Project coordinator: Elena Gaura, Coventry University ( [email protected])
Reinforcement learning (RL) originated almost 40 years ago but has only had marginal impact on physical-world applications, despite showing considerable promise, such as mastering the game of Go (AlphaGo), moderating output from large language models (part of ChatGPT), and Waymo’s autonomous driving. RL has the potential to resolve a key weakness in traditional optimal control approaches that oversimplify human-in-the-loop systems. RL enables sophisticated non-linear, stochastic data-driven models of human behaviour, while also allowing for that behaviour to change over time.
When RL is used successfully the results outshine by far all previous efforts.

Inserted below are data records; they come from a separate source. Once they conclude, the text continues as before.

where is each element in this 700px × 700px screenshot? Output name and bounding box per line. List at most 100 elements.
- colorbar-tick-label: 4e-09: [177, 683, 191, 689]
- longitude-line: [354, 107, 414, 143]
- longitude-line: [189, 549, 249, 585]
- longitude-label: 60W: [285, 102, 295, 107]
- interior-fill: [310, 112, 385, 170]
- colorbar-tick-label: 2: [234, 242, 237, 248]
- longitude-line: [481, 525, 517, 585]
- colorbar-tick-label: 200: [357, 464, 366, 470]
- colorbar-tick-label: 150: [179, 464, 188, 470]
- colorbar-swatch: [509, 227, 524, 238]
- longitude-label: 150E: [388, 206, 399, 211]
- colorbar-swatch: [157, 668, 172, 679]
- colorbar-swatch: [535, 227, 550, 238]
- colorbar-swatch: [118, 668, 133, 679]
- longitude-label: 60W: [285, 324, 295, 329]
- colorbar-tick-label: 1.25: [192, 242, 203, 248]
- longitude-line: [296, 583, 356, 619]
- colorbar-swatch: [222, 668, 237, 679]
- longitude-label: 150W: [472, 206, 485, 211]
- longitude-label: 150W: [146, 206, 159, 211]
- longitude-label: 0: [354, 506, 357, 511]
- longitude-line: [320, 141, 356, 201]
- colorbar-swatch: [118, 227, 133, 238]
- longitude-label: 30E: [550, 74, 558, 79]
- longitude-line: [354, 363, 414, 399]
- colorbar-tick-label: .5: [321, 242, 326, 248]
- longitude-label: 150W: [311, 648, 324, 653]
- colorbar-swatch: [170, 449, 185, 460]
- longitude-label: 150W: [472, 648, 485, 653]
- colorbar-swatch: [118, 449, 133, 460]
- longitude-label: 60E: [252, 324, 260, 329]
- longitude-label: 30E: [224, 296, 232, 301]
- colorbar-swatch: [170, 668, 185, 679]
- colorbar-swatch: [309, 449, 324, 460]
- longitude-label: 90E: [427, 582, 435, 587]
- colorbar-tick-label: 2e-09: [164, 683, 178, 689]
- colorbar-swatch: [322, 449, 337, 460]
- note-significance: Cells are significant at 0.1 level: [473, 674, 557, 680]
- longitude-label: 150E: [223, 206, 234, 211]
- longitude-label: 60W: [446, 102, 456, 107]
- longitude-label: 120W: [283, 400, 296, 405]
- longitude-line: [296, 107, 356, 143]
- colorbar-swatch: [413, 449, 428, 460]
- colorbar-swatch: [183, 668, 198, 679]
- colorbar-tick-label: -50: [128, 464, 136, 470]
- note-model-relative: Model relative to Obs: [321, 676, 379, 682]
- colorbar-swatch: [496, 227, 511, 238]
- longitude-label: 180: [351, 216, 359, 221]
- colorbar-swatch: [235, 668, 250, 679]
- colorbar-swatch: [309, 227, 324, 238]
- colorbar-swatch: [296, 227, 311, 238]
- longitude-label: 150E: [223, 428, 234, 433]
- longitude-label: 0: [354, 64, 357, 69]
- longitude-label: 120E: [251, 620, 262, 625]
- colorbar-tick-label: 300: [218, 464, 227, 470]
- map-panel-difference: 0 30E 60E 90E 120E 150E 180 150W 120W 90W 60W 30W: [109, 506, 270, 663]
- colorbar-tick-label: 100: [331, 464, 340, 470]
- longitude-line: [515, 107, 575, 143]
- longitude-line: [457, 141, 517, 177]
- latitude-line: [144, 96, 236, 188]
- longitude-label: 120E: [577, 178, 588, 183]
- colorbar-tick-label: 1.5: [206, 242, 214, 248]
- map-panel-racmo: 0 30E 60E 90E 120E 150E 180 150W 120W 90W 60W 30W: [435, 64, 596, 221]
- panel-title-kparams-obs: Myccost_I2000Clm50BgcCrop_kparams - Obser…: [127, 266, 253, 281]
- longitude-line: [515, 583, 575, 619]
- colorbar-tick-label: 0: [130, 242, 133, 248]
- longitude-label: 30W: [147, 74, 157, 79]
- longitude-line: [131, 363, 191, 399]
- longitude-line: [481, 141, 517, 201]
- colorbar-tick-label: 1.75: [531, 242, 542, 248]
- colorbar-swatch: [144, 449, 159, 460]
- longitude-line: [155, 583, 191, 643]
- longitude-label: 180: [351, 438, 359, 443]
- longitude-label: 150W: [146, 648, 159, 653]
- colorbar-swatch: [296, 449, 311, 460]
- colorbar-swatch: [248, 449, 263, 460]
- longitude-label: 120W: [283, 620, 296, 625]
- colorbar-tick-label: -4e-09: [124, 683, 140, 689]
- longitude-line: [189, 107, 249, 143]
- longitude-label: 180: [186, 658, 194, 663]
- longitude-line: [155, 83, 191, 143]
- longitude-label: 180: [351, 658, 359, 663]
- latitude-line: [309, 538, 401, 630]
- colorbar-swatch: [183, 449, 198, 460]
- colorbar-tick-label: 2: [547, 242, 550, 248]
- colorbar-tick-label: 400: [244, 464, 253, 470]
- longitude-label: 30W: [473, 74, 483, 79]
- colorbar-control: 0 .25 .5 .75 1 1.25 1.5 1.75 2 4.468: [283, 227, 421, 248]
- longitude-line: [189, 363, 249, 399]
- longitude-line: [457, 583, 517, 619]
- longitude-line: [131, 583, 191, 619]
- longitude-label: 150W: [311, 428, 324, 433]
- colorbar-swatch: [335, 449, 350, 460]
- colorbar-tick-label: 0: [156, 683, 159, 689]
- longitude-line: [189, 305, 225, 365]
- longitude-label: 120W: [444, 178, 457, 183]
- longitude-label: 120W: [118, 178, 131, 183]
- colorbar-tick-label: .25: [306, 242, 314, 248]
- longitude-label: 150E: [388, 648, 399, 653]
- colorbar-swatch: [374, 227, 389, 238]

Using RL for control of complex real-world physical systems, however, is challenging because policies learnt under simulation can fail catastrophically when transferred to the real world. One approach to avoid model mismatch is to perform domain randomisation but this can end up with final systems that are poorly optimised. Furthermore, the end-to-end process of bringing RL to production is complex and expensive (e.g., OpenAI Robot Hand). Both research gaps above offer a wealth of exploration opportunities leading to robust solutions for control applications in the built environment, the automotive industry, health and agriculture – all domains where humans and machines interact and that interaction needs to be optimized over many dimensions.
Topics: Reinforcement learning for real-life applications, stochastic models of human behaviour, dynamic bayesian networks, data driven system identification, closing the sim2real gap, domain randomization through residual noise models.